The assessment is the first-of-its-kind for a livestock supply chain due to its scale and wide-ranging criteria. It spanned Pilgrim’s UK’s outdoor-bred pig farms and lamb farms, as well as the business’ processing and abattoir sites, from which Co-op and Waitrose source the majority of their pork and all of Waitrose’s lamb products.
To date, major HRIAs have only focused on high-risk commodity supply chains such as coffee, sugar and cocoa. This ground-breaking work will help Pilgrim’s UK, Co-op and Waitrose’s gain a deeper understanding of how their practices are affecting farmers, workers and other stakeholders operating in UK pig and lamb supply chains, and the actions they can take to mitigate, prevent or remediate any identified impacts.
The assessment covered the period between October 2021 to February 2022, during which the UK pork industry faced the most severe challenges in its history, with labour shortages and end of the Covid-19 pandemic being among factors that led to a significant backlog of pigs on farms.
In response to the findings, the businesses have published a joint Human Rights Action Plan, which is designed to raise awareness among stakeholders along the supply chain of health & safety training, mental health and wellbeing, gender discrimination and access to grievance systems.
Ongoing worker welfare visits will also continue to take place throughout the year to ensure high human rights standards are maintained. The Action Plan will be updated with progress reported on publicly.
Rachel Baldwin, HR VP at Pilgrim’s UK, said: “This is a major step towards a fully transparent and ethical supply chain, going beyond compliance. As one of Britain’s largest pork providers, we know it’s our responsibility to set a precedent so that others across the industry might develop similar practices.
“We’re committed to raising awareness of workers’ rights and, while the meat industry has historically come up against perception challenges in this area, we want to do all we can to overturn those challenges by going further in understanding our supply chains and supporting workers.”

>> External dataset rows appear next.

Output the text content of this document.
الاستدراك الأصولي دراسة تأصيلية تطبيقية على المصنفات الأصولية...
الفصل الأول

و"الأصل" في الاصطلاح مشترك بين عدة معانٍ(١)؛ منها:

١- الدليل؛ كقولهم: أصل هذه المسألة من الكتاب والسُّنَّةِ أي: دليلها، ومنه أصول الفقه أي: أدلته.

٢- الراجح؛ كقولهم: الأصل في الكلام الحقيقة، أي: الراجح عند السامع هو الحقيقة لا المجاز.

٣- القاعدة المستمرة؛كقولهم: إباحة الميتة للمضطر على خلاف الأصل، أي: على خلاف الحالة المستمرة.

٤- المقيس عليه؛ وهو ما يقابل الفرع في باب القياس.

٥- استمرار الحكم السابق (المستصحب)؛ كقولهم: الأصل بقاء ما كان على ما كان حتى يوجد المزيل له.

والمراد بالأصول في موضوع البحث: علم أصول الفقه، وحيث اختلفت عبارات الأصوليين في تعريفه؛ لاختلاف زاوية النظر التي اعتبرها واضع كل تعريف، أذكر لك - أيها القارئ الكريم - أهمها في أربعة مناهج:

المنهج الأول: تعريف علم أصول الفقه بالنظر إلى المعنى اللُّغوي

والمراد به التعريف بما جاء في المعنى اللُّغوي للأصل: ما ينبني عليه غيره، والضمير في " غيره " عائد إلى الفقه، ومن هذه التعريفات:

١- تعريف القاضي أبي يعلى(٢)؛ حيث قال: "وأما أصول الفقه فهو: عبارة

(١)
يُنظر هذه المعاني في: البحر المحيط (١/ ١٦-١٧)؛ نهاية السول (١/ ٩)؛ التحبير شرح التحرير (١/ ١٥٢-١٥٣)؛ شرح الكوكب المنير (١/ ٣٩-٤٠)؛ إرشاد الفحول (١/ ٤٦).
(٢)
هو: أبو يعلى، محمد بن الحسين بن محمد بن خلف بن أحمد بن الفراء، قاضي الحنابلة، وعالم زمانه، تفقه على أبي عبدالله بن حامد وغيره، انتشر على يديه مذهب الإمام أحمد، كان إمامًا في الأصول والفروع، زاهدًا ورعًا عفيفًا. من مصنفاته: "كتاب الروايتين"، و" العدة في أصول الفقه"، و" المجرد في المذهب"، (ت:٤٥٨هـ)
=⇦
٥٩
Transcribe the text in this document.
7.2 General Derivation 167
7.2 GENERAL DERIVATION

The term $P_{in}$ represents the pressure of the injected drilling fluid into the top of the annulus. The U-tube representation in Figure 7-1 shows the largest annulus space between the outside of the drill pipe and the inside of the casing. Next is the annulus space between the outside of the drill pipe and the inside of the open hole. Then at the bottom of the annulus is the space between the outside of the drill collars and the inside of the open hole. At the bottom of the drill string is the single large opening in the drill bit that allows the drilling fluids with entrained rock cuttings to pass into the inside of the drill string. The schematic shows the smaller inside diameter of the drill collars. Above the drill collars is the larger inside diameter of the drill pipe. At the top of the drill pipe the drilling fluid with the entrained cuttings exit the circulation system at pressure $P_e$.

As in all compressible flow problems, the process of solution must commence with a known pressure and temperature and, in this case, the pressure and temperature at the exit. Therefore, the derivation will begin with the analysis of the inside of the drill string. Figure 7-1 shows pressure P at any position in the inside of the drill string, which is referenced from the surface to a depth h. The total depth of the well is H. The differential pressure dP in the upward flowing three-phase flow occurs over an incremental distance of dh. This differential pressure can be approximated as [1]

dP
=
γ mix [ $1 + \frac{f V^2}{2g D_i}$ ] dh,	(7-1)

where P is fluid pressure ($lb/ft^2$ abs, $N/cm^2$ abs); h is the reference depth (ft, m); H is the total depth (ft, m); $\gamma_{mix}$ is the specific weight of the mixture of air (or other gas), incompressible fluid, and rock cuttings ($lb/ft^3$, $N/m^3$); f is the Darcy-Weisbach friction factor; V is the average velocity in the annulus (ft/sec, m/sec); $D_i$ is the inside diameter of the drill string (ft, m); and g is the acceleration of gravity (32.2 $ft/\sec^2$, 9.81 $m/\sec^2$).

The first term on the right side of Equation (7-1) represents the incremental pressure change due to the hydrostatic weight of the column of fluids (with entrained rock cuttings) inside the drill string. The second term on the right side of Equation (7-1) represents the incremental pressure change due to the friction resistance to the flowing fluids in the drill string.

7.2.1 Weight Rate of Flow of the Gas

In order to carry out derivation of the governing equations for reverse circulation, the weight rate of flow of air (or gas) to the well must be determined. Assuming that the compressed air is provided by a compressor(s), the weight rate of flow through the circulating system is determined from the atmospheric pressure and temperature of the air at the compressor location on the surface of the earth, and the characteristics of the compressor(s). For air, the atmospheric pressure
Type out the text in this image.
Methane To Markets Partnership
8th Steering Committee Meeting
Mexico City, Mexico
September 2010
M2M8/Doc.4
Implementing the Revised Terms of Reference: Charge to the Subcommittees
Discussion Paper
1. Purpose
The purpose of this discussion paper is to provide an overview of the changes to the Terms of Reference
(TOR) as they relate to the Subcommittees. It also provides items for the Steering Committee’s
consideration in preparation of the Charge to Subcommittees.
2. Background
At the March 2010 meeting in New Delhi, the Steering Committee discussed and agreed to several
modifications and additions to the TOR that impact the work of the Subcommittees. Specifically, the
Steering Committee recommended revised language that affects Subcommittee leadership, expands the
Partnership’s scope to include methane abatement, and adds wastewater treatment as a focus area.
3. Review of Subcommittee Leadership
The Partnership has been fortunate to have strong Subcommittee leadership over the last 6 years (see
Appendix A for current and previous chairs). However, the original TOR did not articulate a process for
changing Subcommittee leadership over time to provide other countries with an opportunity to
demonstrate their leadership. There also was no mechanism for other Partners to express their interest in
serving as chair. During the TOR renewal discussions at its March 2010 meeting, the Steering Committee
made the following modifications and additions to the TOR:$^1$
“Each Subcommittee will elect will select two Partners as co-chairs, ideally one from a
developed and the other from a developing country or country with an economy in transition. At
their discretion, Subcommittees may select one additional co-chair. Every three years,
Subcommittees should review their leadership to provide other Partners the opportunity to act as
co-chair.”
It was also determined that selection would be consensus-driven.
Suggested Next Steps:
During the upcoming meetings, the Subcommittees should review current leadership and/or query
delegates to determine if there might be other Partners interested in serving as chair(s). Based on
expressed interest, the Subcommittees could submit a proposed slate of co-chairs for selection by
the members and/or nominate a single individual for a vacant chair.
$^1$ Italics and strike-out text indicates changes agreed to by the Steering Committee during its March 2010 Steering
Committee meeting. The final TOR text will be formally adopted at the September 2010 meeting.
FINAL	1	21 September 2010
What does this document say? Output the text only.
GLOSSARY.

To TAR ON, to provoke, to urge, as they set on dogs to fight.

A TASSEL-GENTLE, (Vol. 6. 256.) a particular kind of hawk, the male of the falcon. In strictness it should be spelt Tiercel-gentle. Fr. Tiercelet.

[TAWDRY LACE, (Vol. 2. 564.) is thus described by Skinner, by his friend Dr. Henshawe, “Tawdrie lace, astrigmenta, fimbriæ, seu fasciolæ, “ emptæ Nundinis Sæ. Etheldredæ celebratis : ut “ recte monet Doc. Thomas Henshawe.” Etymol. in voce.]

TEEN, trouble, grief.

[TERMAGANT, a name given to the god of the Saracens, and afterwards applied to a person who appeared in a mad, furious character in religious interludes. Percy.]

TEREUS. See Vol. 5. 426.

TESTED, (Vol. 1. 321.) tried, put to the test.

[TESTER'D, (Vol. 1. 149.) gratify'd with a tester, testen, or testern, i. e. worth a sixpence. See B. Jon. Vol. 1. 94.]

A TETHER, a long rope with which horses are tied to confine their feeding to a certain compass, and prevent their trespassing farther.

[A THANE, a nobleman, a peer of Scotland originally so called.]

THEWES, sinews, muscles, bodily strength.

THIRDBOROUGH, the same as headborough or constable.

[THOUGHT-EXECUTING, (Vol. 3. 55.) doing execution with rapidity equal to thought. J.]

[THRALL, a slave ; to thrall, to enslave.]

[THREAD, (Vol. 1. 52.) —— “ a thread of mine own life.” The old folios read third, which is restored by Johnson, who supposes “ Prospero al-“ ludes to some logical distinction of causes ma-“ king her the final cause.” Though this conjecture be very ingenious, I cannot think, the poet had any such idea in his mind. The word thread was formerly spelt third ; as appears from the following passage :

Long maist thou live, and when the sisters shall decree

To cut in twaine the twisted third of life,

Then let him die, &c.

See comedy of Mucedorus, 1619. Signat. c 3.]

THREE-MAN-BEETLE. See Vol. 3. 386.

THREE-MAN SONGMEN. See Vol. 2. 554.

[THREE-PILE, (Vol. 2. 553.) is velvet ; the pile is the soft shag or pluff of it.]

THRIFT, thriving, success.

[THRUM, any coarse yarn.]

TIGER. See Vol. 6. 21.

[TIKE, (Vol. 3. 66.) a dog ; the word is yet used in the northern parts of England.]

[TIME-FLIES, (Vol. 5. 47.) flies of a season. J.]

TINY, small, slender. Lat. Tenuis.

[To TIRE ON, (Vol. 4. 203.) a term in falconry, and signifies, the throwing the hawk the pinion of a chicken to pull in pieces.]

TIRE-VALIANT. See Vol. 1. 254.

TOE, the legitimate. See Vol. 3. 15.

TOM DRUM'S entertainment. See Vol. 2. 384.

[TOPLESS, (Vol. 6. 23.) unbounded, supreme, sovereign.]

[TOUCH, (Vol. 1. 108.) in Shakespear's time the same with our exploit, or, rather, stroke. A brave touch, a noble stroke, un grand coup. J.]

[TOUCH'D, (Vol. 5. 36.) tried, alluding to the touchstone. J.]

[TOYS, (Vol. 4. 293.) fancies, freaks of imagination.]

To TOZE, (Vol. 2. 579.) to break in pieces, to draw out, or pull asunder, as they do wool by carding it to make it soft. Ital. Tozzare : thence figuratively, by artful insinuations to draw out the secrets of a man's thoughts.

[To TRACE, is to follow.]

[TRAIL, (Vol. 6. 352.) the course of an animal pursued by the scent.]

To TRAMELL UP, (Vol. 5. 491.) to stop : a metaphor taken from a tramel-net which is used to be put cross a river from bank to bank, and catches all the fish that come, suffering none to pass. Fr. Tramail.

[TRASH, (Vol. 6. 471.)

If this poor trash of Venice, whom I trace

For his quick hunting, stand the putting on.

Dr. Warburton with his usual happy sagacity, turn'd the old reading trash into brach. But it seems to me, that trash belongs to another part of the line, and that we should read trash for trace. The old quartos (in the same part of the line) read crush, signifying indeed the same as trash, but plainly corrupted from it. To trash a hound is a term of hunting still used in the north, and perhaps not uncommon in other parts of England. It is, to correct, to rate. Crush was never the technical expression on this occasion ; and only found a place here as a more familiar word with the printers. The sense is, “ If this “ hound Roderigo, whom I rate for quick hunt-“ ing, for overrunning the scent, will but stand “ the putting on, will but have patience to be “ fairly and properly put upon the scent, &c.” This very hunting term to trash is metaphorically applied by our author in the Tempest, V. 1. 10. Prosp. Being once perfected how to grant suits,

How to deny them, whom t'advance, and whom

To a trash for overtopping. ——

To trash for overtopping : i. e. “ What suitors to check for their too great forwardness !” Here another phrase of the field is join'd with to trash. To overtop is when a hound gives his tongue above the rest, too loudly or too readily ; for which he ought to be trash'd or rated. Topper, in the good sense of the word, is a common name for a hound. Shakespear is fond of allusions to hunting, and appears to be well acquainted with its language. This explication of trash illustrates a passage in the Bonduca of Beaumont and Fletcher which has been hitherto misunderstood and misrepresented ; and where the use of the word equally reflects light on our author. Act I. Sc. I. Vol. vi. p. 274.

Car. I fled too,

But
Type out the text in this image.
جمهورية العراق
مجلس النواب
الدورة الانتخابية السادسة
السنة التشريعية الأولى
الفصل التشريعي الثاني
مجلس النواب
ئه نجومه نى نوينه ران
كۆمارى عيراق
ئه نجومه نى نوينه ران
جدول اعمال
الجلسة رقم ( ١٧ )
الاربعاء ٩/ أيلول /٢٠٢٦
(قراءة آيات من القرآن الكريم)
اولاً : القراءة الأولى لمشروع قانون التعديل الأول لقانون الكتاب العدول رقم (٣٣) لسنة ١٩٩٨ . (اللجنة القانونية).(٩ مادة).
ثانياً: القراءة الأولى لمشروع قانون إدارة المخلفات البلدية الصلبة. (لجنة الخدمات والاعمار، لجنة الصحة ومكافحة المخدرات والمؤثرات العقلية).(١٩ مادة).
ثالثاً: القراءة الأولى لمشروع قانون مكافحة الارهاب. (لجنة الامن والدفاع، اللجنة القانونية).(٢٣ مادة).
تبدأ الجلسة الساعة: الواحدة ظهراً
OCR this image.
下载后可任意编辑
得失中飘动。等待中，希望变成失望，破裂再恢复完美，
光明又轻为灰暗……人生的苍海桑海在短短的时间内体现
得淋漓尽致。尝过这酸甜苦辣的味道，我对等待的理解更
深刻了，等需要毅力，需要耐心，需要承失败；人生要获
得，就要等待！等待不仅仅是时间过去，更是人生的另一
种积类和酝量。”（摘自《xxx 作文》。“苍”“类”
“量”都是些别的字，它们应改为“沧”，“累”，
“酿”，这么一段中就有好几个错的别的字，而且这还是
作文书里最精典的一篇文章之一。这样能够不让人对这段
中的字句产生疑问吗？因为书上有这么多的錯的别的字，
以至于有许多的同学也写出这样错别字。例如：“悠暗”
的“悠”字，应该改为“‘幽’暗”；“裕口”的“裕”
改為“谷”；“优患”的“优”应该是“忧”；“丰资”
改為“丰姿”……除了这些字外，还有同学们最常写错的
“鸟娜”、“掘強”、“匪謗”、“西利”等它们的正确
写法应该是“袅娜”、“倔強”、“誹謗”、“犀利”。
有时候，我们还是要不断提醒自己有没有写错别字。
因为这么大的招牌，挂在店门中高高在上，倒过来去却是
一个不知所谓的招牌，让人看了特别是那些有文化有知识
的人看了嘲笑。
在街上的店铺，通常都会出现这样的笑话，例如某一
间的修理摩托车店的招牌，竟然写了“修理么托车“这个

Aisha Aswani, Senior Human Rights & Ethical Trading Manager Co-op said: ‘Looking after the people in our supply chain is a priority and we are proud to support this Human Rights Impact Assessment, building on our commitments to transparency and protecting vulnerable workers. True to our co-operative values, listening to workers and understanding the challenges they face is key to driving innovation in due diligence, creating genuine sustainable change, and ensuring that everyone producing our food gets a fair deal. We look forward to working with Pilgrim’s UK and key stakeholders to take action on the findings and together make a difference within the pork supply chain.’
John Gregson, Ethics and Sustainability Advisor, Waitrose said: “We welcome the HRIA report which reflects the challenges faced by workers in two modern agricultural supply chains. The report’s findings clearly demonstrate the importance of care, vigilance and a culture of continuous improvement in training and monitoring as reflected in the Action Plan.
“Even though we have strong and close relationships with our farmers and suppliers and are proud of our standards, we believe that the food and farming industries should be prepared to regularly submit themselves to scrutiny to ensure the safety and wellbeing of all stakeholders.”